John Smith : Early Short Films
One of England’s finest avant-garde filmmakers –Smith specializes in a subversive narrative humour. His films are often located among the people and places in his east London neighbourhood where he mixes together a dry comedy with poetic documentary and formal ingenuity.
Nothing is quite what it seems in a John Smith film, but he’ll always lets you in on the joke. His films are always smart, funny, and often astonishingly beautiful. We present a fantastic selection of his early work – all made on 16mm and recently transferred to digital.
Associations, 1975, 7 mins
A film game in which words are replaced by pictures. Associations sets language against itself. Images and words work together and against each other to destroy and create meaning. The text is so dense (contemporary linguistic theory) and the combination of visual puns so extensive that a simple, unique reading of the film is impossible.
The Girl Chewing Gum, 1976, 12 mins
Smith takes the piss out of mainstream auteurist ego, but provides proof of the underground ethos : In a twelve-minute take of an ordinary busy street, a voice-over seems to direct the random events that unfold there. It quickly becomes evident that the scene is not responding to the voice, but vice-versa. Even with meagre mechanical means, the artist can command the universe!

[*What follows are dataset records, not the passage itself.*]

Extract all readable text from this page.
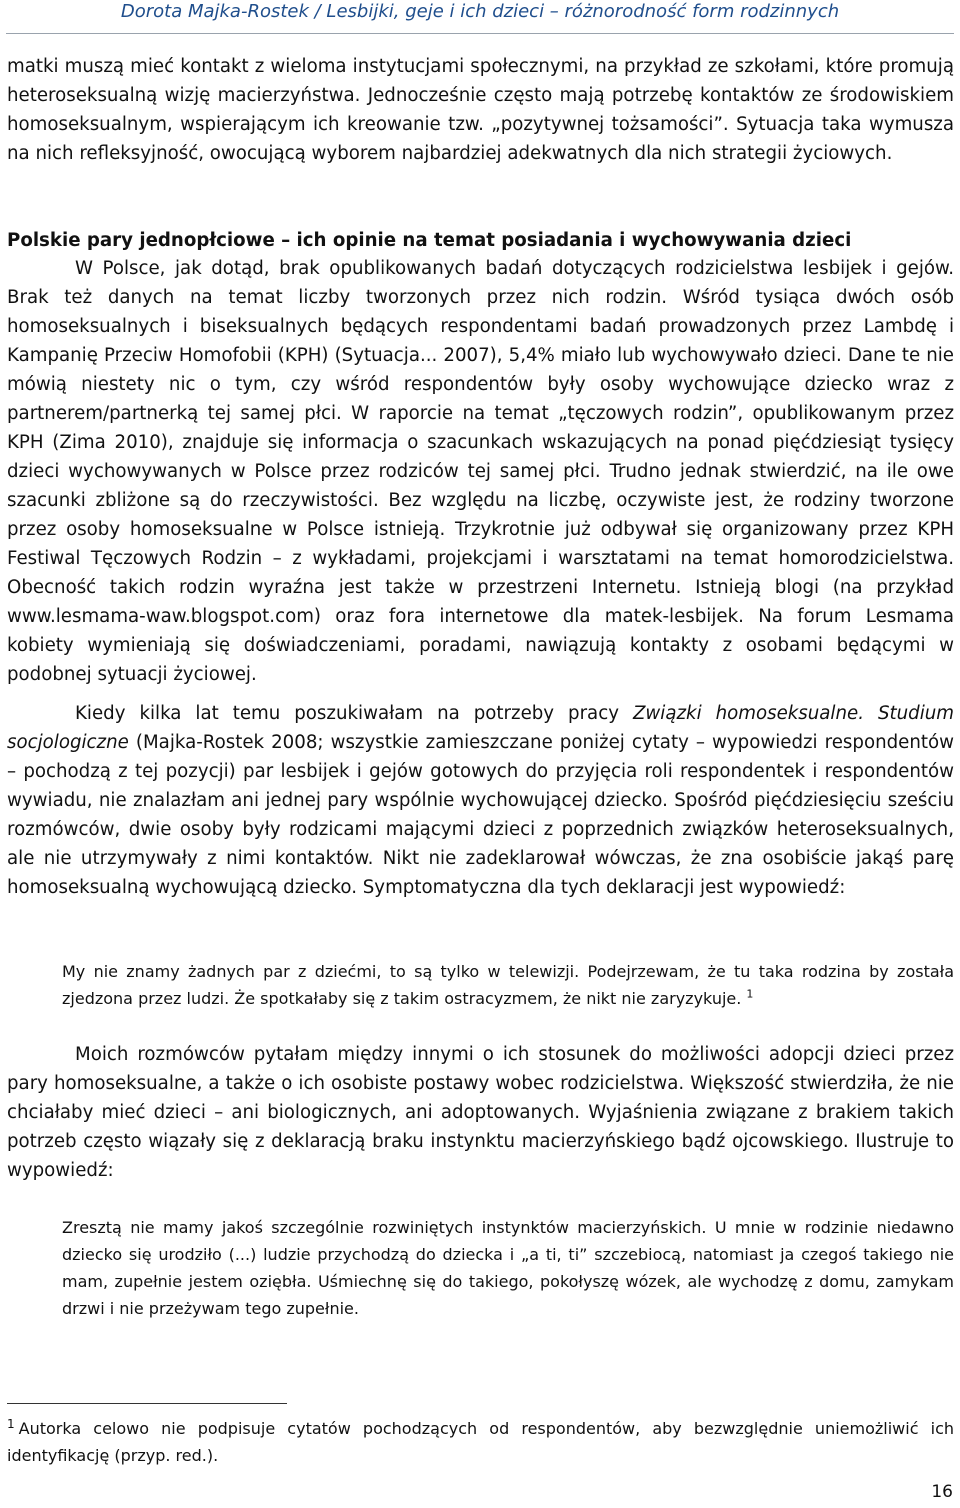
Dorota Majka-Rostek / Lesbijki, geje i ich dzieci – różnorodność form rodzinnych

matki muszą mieć kontakt z wieloma instytucjami społecznymi, na przykład ze szkołami, które promują heteroseksualną wizję macierzyństwa. Jednocześnie często mają potrzebę kontaktów ze środowiskiem homoseksualnym, wspierającym ich kreowanie tzw. „pozytywnej tożsamości”. Sytuacja taka wymusza na nich refleksyjność, owocującą wyborem najbardziej adekwatnych dla nich strategii życiowych.

Polskie pary jednopłciowe – ich opinie na temat posiadania i wychowywania dzieci

W Polsce, jak dotąd, brak opublikowanych badań dotyczących rodzicielstwa lesbijek i gejów. Brak też danych na temat liczby tworzonych przez nich rodzin. Wśród tysiąca dwóch osób homoseksualnych i biseksualnych będących respondentami badań prowadzonych przez Lambdę i Kampanię Przeciw Homofobii (KPH) (Sytuacja... 2007), 5,4% miało lub wychowywało dzieci. Dane te nie mówią niestety nic o tym, czy wśród respondentów były osoby wychowujące dziecko wraz z partnerem/partnerką tej samej płci. W raporcie na temat „tęczowych rodzin”, opublikowanym przez KPH (Zima 2010), znajduje się informacja o szacunkach wskazujących na ponad pięćdziesiąt tysięcy dzieci wychowywanych w Polsce przez rodziców tej samej płci. Trudno jednak stwierdzić, na ile owe szacunki zbliżone są do rzeczywistości. Bez względu na liczbę, oczywiste jest, że rodziny tworzone przez osoby homoseksualne w Polsce istnieją. Trzykrotnie już odbywał się organizowany przez KPH Festiwal Tęczowych Rodzin – z wykładami, projekcjami i warsztatami na temat homorodzicielstwa. Obecność takich rodzin wyraźna jest także w przestrzeni Internetu. Istnieją blogi (na przykład www.lesmama-waw.blogspot.com) oraz fora internetowe dla matek-lesbijek. Na forum Lesmama kobiety wymieniają się doświadczeniami, poradami, nawiązują kontakty z osobami będącymi w podobnej sytuacji życiowej.

Kiedy kilka lat temu poszukiwałam na potrzeby pracy Związki homoseksualne. Studium socjologiczne (Majka-Rostek 2008; wszystkie zamieszczane poniżej cytaty – wypowiedzi respondentów – pochodzą z tej pozycji) par lesbijek i gejów gotowych do przyjęcia roli respondentek i respondentów wywiadu, nie znalazłam ani jednej pary wspólnie wychowującej dziecko. Spośród pięćdziesięciu sześciu rozmówców, dwie osoby były rodzicami mającymi dzieci z poprzednich związków heteroseksualnych, ale nie utrzymywały z nimi kontaktów. Nikt nie zadeklarował wówczas, że zna osobiście jakąś parę homoseksualną wychowującą dziecko. Symptomatyczna dla tych deklaracji jest wypowiedź:

My nie znamy żadnych par z dziećmi, to są tylko w telewizji. Podejrzewam, że tu taka rodzina by została zjedzona przez ludzi. Że spotkałaby się z takim ostracyzmem, że nikt nie zaryzykuje. $^1$

Moich rozmówców pytałam między innymi o ich stosunek do możliwości adopcji dzieci przez pary homoseksualne, a także o ich osobiste postawy wobec rodzicielstwa. Większość stwierdziła, że nie chciałaby mieć dzieci – ani biologicznych, ani adoptowanych. Wyjaśnienia związane z brakiem takich potrzeb często wiązały się z deklaracją braku instynktu macierzyńskiego bądź ojcowskiego. Ilustruje to wypowiedź:

Zresztą nie mamy jakoś szczególnie rozwiniętych instynktów macierzyńskich. U mnie w rodzinie niedawno dziecko się urodziło (...) ludzie przychodzą do dziecka i „a ti, ti” szczebiocą, natomiast ja czegoś takiego nie mam, zupełnie jestem oziębła. Uśmiechnę się do takiego, pokołyszę wózek, ale wychodzę z domu, zamykam drzwi i nie przeżywam tego zupełnie.

$^1$ Autorka celowo nie podpisuje cytatów pochodzących od respondentów, aby bezwzględnie uniemożliwić ich identyfikację (przyp. red.).

16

The Black Tower, 1985-1987, 24 mins
Hilarious and menacing : we enter the world of a man haunted by a tower which, he believes, is following him around London. The narrative voice-over takes us from unease to breakdown to mysterious death. The images, meticulously controlled and articulated, deliver a series of colour coded puzzles, games, jokes and puns which pull the viewer into a mind-teasing engagement.
OM, 1986, 4 mins
A film about haircuts, clothes and metamorphosis . We are taken on a journey from one concrete stereotype to its diametric opposite, as images transform and juxtapose which invert our interpretation of what we see and hear.
Slow Glass, 1988-1991, 40 mins
Slow Glass spins immaculately shot puns and paradoxes that play on reflection and speculation – words that refer both to acts of seeing and of mind. Glass is the key, as a narrator’s running commentary sketches the glassmaker’s art, splicing a history lesson with a quasi-autobiography.